- Promotional poster
- Directed by: David C. Thomas
- Produced by: Laurel Legler
- Release date: 2002;
- Running time: 119 minutes
- Country: United States
- Language: English

= MC5: A True Testimonial =

2002 film directed by David C. Thomas

MC5: A True Testimonial, also written as MC5 * A True Testimonial, is a 2002 feature-length documentary film about the MC5, a Detroit-based rock band of the 1960s and early 1970s. The film was produced by Laurel Legler and directed by David C. Thomas; the couple spent more than seven years working on the project.

Although the MC5 are considered very influential today, they were relatively obscure in their time. To make the film, Thomas collected photographs and film clips of varying quality, including U.S. government surveillance footage of the MC5's performance at the protests that took place outside the 1968 Democratic National Convention in Chicago. He interviewed the surviving members of the band and people closely associated with it. In the editing room, Thomas matched the band's recordings to the silent footage he had collected.
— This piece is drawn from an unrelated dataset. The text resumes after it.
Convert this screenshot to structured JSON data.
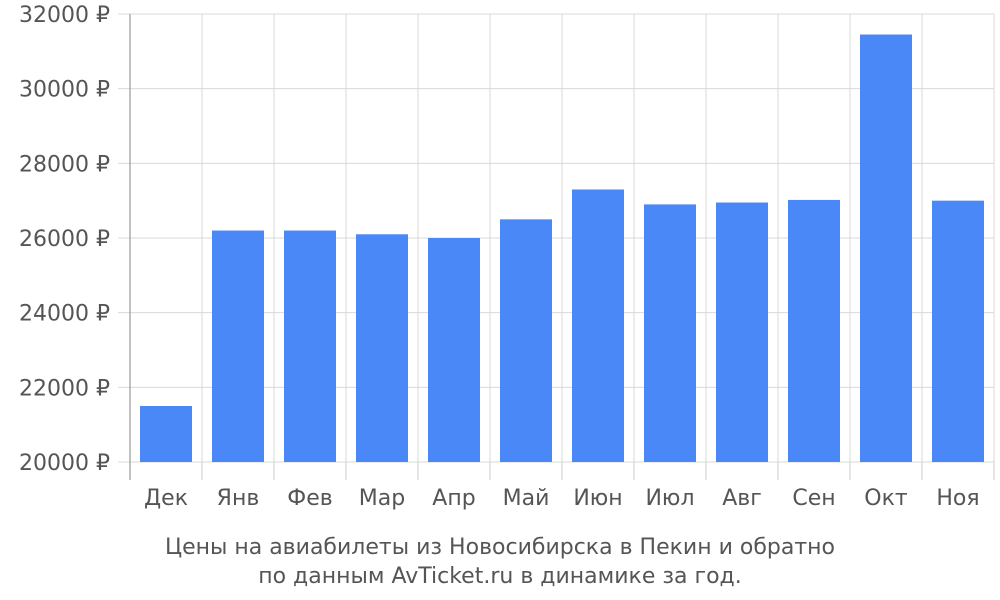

MC5: A True Testimonial made its premiere on August 22, 2002, at the Chicago Underground Film Festival. Three weeks later it made its international premiere on September 11 at the Toronto International Film Festival. In November of that year, the film was awarded an "Honorable Mention" as a debut feature at the Raindance Film Festival.

During 2003 and early 2004, the film was shown at film festivals around the world. Critical reception was overwhelmingly positive. The New York Times described the film as "riveting"; The Boston Globe said it was "everything a rockumentary should be and usually isn't"; and The Washington Post called it "one of the best movies of the summer". Wayne Kramer, the MC5's guitarist, said it was a "wonderful film" and John Sinclair, the band's one-time manager, said Thomas had done "a fine job". In 2007, Time Out London ranked it #48 on a list of the "50 Greatest Music Films Ever".

In April 2004, Kramer sued Legler and Thomas. In his suit, Kramer alleged that Legler and Thomas had promised he would be the film's music producer, an assertion the film-makers denied. With the lawsuit, distribution of MC5: A True Testimonial ended and plans for a DVD release in May were canceled. In March 2007, the court ruled in favor of Legler and Thomas, and the Court of Appeals upheld the decision on appeal. Nevertheless, MC5: A True Testimonial has not been released on DVD, although in 2011 the film-makers began a fund-raising campaign to pay for both a theatrical and DVD release. A drive via the fundraising website Kickstarter aimed to raise $27,000 to finance the release of MC5: A True Testimonial, but came up short.